2018 AIChE Annual Meeting
(358e) Distribution Reconstruction from Moments Via Orthogonal Polynomials
Author
It would be highly desirable to use a modified-gamma distribution as the weight function for a set of orthogonal polynomials for reconstructing these distributions so that the role of the higher polynomials is merely to capture the perturbations. In the prior work, in which the polynomials were expanded directly in the usual scaled size variable, it was not possible to derive orthogonal polynomials with a modified-gamma weight function. Instead a normalized gamma distribution weight function was used which resulted in a set of modified-Laguerre polynomials that proved superior to the conventional ones. Examples of successful reconstructions for collisional growth similarity solutions were exhibited over a range of kernel parameters and compared to solutions via sectional models.
While these gamma-weighted polynomials gave better reconstructions of general modified-gamma forms than the regular Laguerre polynomials, they were still not fully satisfactory over the entire range of possible modified-gamma parameters. Furthermore, for similarity solutions to breakage problems that are perturbed from modified-gamma forms, the modified-Laguerre polynomials fail to give good reconstructions.

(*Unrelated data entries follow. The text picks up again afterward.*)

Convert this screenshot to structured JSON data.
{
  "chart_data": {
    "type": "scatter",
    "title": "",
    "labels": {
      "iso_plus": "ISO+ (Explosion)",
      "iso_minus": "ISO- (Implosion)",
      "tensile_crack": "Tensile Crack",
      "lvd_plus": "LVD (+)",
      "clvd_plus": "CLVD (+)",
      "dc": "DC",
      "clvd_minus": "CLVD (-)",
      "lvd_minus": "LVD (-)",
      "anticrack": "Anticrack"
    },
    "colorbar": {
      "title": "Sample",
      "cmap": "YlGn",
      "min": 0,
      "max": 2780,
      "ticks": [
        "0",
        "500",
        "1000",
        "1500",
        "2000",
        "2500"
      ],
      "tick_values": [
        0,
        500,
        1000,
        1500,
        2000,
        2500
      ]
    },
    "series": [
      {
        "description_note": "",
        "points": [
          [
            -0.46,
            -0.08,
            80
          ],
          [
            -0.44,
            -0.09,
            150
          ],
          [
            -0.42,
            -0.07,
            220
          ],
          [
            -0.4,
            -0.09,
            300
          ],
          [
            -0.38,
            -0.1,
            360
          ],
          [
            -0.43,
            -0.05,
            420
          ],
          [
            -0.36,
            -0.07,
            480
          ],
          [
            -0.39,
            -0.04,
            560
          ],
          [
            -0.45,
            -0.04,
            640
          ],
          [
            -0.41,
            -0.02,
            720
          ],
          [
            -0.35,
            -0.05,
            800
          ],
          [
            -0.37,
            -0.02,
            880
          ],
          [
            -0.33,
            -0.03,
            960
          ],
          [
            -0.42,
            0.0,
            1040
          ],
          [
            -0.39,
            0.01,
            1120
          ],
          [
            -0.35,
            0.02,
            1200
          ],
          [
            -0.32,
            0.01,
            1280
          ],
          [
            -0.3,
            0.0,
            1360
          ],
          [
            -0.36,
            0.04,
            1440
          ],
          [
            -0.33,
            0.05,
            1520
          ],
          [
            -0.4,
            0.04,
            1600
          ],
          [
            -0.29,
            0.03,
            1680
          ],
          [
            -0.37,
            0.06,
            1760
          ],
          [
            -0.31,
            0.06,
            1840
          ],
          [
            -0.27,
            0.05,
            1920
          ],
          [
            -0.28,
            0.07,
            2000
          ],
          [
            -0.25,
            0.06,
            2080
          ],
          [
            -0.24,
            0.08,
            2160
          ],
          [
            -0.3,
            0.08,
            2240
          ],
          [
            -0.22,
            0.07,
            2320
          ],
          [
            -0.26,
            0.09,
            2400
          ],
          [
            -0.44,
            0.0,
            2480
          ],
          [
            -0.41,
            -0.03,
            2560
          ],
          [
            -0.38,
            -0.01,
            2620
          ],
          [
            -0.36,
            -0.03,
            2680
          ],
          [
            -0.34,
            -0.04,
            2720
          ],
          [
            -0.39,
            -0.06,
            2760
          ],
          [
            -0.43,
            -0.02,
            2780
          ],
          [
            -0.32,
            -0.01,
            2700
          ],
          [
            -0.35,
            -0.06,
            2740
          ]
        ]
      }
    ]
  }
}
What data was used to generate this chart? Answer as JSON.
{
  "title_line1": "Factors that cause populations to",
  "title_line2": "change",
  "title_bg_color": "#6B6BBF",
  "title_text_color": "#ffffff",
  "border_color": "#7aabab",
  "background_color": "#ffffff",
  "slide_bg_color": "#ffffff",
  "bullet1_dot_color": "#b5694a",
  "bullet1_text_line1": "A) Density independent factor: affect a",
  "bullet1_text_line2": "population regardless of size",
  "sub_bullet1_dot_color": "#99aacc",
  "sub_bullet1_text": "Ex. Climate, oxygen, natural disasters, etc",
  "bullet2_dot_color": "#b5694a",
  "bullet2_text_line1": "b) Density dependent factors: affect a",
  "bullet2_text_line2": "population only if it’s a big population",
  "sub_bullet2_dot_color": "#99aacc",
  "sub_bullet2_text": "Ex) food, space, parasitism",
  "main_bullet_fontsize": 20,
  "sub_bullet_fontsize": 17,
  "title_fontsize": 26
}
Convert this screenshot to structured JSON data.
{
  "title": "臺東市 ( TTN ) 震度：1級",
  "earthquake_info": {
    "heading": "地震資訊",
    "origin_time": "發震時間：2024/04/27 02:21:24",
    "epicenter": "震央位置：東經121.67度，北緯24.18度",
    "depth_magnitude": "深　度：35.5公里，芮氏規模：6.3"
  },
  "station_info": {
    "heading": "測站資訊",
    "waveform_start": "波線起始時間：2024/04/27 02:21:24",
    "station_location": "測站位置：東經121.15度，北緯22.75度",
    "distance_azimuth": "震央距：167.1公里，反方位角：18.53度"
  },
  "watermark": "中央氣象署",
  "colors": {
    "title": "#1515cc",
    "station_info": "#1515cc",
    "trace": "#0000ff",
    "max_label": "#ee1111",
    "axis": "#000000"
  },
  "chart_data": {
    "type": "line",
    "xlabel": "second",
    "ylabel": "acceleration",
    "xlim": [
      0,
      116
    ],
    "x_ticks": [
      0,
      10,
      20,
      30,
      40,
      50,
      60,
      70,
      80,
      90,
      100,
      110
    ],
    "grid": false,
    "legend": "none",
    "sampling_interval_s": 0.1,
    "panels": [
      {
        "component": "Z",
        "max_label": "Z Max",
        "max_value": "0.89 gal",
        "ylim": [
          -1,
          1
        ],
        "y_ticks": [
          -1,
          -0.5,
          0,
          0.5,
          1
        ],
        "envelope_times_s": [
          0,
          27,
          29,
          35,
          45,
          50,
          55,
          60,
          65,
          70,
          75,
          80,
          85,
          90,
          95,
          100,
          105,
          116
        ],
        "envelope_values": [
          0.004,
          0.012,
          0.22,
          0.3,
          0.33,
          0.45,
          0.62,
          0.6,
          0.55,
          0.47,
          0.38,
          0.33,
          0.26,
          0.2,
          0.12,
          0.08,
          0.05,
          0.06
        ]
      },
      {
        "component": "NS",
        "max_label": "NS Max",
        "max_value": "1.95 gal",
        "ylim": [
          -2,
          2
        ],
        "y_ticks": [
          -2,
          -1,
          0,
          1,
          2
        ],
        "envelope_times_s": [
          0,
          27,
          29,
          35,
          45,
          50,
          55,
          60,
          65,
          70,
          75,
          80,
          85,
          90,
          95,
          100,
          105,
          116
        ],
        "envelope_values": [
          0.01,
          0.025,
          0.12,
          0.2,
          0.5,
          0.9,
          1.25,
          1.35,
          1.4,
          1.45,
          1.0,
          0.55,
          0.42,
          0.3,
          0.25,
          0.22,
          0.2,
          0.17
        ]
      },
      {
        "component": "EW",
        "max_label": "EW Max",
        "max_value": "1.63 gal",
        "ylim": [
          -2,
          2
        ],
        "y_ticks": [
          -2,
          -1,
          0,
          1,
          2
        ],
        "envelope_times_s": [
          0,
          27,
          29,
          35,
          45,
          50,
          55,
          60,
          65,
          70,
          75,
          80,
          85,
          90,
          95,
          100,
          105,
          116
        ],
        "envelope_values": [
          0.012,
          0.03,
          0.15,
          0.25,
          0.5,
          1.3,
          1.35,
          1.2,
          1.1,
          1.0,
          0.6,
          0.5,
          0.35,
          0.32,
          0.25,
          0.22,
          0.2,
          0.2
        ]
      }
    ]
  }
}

In this update, a change of variable is employed that converts a normalized modified-gamma distribution into the form of the weight function of the ordinary Laguerre polynomials. With the polynomials expanded in this transformed variable, the reconstructions are now exact for all modified-gamma distributions and the range of applicability of the reconstruction technique is greatly expanded to now include solutions over a broad range of mechanisms and conditions.